By BOB BURGESS
But the 17 police making the list took many of the top spots, thanks in part to private detail work.
In addition, due to a manpower shortage, the town’s Information Technology Department placed its two employees in the first 20 places on the list of the 50 top paid Wakefield municipal employees.
Five firefighters made the top 50 list, which appears here and inside today’s paper. The information used to compile the list was supplied by Town Hall and is based on the employees’ W-2 earnings in calendar year 2014.
In addition to the gas and light, police, fire and Information Technology departments, four School Department employees earned their way onto the top 50 salary list — including the top two administrators — as did two leaders of the Department of Public Works. Town Administrator Stephen P. Maio and Building Inspector John Roberto III round out the top earners’ list.
In 2014, police continued to be among the top paid employees, as they are in just about every other community in Massachusetts. Six of the top 10 spots were occupied by police, led by Sgt. George Thistle’s total gross earnings of $182,150. In addition to his regular salary and overtime, Thistle’s total salary working in Wakefield included $35,229 in private detail pay.
For police and WMGLD employees especially, the availability of overtime work proves crucial to boosting their pay each year. In the case of police and, to a much lesser extent firefighters, they also have the chance to work private details, especially when there is street construction or a utility site that needs protection from motorists.
In the Information Technology Department, Todd Bowden’s regular salary of $101,000 was augmented by around the clock coverage payment as well as much overtime as he worked on the Galvin Middle School and other projects. Department head David Knox was paid for accumulated vacation time to the tune of $20,000 because he was needed on the same projects. Town Administrator Maio said the town “probably saved close to $100,000 had we outsourced for these” types of tasks.
Supt. of Schools Stephen K. Zrike Jr. was the highest paid member of the School Department, placing fourth on the top 50 list in 2014. Assistant Supt. of Schools Kim Smith was the 29th highest paid municipal employee last year.

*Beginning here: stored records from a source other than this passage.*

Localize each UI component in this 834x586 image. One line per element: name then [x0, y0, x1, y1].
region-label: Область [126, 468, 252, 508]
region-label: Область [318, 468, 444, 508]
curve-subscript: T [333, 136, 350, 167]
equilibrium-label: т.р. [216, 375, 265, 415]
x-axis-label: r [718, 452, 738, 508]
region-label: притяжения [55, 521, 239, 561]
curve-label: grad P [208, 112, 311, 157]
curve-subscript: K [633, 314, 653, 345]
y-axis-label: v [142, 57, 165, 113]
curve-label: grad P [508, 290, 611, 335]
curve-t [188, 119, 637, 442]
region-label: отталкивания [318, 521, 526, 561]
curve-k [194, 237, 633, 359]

Mike Boyages, who heads the Athletics and Student activities department, also made the top 50 list, as did Galvin Middle School Principal Mark Bedrosian.
Zrike, WMGLD General Manager Peter Dion, IT’s Todd Bowden and Maio joined six police officers — including Chief Rick Smith — in the top 10 spots on the 2014 list.
The gross earnings for police also reflect extra incentives for night work and for earning college degrees related in some way to law enforcement. The lucrative Quinn Bill rewards officers who have master’s degrees, bachelor’s degrees or associate degrees. Several years ago the town and police were able to agree to lesser payments for the newer members of the department. But many who have master’s degrees get 25 percent of their base pay added to their salary, while a bachelor’s degree carries an additional 20 percent for those officers grandfathered in. An associate’s degree brings 10 percent of an officer’s base pay added to his overall salary. Younger members of the department have a smaller percentage of their base added to their overall pay.
Chief Smith does not work private details but the other officers making the top 10 wage earner list do.
Lt. Scott Reboulet, who topped the 2013 top town wage earner list, made $22,311 in private detail pay last year. Lt. Steven Skory worked $10,343 worth of details in Wakefield in 2014. Detective John Ryan earned $31,238 in private detail pay. Sgt. Geoffrey Eriksen made $29,110.75 in details.
The town charges a 10 percent administration fee to private companies for each job a police officer gets paid to work.